The executive was required to define the criteria under a European Court of Justice ruling in December last year.
A parliamentary resolution on endocrine disruptors also points out that the Commission's "persistent" failure to publish the criteria breaches EU law.
The resolution was passed at the Strasbourg plenary on Wednesday by 593 votes to 57 with 19 abstentions.
The Commission has responded by pledging to propose the criteria before the summer recess.
EDCs are chemicals that are present in everyday products - from plastics and cosmetics to pesticides, but the World Health Organisation says they are a global threat to public health.
Because of their ability to interact with the hormonal (endocrine) systems of living organisms, they are suspected of having serious health and environmental impacts.
The EU is supposed to regulate EDCs but the first step - establishing scientific criteria to identify them - has not been taken due to what is said to have been a "massive" industry lobbying campaign.

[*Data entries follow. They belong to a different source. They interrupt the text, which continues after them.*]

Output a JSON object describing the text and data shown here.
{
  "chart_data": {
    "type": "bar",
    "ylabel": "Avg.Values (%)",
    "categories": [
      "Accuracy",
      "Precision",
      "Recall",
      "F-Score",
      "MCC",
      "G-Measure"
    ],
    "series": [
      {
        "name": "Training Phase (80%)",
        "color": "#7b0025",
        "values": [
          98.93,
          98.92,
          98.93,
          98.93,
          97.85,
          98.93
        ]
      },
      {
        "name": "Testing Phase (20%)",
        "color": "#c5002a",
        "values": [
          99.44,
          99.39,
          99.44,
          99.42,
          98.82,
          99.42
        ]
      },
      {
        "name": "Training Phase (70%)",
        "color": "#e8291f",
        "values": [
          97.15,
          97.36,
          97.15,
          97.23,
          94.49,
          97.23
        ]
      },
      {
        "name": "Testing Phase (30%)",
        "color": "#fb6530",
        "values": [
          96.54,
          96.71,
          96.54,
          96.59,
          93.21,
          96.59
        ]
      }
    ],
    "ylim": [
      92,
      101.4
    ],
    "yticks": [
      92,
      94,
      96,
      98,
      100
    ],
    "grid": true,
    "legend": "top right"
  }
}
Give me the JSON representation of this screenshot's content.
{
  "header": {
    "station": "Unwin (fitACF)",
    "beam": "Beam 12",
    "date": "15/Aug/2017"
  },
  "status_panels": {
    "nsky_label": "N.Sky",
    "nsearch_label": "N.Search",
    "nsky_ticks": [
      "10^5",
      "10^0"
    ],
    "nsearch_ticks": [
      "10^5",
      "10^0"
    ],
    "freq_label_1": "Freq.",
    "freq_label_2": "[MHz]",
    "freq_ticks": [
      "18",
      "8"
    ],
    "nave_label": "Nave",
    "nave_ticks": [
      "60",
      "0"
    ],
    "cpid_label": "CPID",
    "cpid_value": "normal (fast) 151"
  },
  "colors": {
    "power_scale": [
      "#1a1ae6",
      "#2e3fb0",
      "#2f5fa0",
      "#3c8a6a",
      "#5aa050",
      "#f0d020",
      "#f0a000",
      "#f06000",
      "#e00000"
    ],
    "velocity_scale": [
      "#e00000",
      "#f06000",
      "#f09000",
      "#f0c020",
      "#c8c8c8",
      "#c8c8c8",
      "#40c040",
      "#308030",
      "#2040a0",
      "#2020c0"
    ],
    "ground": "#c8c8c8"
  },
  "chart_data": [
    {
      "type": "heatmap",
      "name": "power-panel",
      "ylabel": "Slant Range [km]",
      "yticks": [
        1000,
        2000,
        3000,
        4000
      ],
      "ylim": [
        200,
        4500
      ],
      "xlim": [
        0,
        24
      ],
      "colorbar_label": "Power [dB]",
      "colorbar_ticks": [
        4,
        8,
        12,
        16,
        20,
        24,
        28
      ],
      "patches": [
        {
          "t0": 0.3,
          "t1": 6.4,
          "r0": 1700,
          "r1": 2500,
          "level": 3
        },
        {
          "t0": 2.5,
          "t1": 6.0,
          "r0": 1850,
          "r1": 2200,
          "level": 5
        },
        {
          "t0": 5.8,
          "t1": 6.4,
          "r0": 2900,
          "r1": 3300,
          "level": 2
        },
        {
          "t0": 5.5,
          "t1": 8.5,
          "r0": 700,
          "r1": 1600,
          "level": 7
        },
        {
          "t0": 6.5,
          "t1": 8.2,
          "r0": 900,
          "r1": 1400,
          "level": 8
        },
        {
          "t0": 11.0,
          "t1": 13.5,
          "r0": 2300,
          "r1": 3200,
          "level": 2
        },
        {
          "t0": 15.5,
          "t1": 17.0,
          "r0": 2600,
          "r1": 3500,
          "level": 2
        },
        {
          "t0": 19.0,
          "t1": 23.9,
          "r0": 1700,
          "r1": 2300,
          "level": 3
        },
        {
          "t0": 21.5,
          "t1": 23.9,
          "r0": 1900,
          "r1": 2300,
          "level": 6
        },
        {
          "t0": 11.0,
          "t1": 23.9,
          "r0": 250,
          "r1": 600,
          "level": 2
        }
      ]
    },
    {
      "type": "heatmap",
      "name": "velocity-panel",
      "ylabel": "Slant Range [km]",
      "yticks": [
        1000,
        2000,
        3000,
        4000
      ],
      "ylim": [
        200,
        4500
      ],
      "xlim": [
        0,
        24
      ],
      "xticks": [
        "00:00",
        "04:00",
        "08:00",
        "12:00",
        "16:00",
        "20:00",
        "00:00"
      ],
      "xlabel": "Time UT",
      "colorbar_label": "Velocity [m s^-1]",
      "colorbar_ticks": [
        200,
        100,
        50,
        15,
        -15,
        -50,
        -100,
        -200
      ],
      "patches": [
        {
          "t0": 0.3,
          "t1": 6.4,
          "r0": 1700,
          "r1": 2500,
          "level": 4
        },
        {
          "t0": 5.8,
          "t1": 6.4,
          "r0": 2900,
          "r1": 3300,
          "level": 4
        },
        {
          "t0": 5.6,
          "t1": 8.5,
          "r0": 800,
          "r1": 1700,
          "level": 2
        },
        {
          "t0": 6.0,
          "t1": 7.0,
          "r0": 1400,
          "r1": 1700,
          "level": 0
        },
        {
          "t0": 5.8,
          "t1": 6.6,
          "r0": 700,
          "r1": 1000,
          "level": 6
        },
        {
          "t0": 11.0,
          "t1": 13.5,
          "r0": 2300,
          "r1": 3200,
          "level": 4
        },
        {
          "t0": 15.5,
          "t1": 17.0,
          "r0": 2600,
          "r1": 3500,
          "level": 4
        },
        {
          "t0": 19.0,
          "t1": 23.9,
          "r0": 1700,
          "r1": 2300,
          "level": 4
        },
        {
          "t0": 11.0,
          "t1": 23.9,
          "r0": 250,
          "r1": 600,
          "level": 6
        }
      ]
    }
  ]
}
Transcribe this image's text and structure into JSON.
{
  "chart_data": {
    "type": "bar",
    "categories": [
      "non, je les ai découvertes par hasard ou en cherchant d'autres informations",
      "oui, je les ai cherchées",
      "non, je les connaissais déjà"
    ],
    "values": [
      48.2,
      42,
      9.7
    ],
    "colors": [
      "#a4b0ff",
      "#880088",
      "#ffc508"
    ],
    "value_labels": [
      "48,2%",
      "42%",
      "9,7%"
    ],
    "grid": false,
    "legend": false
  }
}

MEPs have repeatedly urged the EU to clamp down on the substances and say that proposed scientific criteria were ready in 2013 but remained unpublished, as the Commission decided to launch an impact assessment instead, a move deputies insist was neither required by EU law nor appropriate for deciding on a scientific matter.
Welcoming this week's vote, Greens/EFA group environment and health spokesperson Bas Eickhout said resolution amounted to a "strong rebuke" to the Commission.
The Dutch deputy went on, "It is a scandal that the Commission has still not fulfilled its obligation under EU law to propose a list of scientific criteria on endocrine disruptors and is flouting last year's court ruling, in violation of the EU treaties.
"We are now two and half years on from the original deadline and half a year since the Court ruled the Commission is breaching EU law by failing to adopt the criteria. Parliament has today made clear that this is totally unacceptable. This lost time is, first and foremost, a blow to all those who suffer health problems as a result of these substances."
He said, "Defining clear criteria on what constitutes an endocrine disruptor is a crucial step for properly regulating these chemicals and, ultimately, phasing them out.
"It is cynical of the Commission to continue to delay the criteria while it carries out an unnecessary 'socio-economic impact assessment' to placate industry. Impact assessments are completely inappropriate to determine a scientific matter, as the court ruling made clear."
Eickhout said, "The only guiding priority under EU law should be to address the major public health problems caused by these chemicals. However, the Commission is continuing to put the bottom line of a few agro-chemical companies ahead of public health."
Further comment came from German member Matthias Groote, the S&D spokesperson on public health, who told this website, "It is unacceptable the Commission is evidently in breach of EU law. We strongly condemn the continuous and incomprehensible delays in defining clear rules on chemicals which are believed to cause many serious diseases. It is unacceptable that the Commission, as the guardian of the treaties, does not comply with them.
"We need to specify scientific criteria for the determination of endocrine disrupting properties of active substance and biocides products.
"Our main duty is to ensure the highest level of health protection for all European citizens. This is why in the resolution we call on the Commission to comply, without any further delay, with the court ruling of December 2015 by submitting strict criteria for endocrine disruptors based on science and not on socio-economic considerations."
Elsewhere, the Brussels-based campaign group Corporate Europe Observatory and journalist Stéphane Horel, have published a commentary on the issue, called 'A Toxic Affair: Season Finale'.
CEO and Horel blame a "lobbying Blitzkrieg" for the delay in identifying the scientific criteria, adding, "No means were left unused to derail the process. To succeed, industry lobbies found allies in various member states (the UK and Germany in particular).
"Then on 2 July 2013, the Secretary-General of the Commission decided an impact assessment would be carried out. The process, since, has been in a deadlock, and the legal deadline of December of 2013 passed without scientific criteria for EDCs being in place."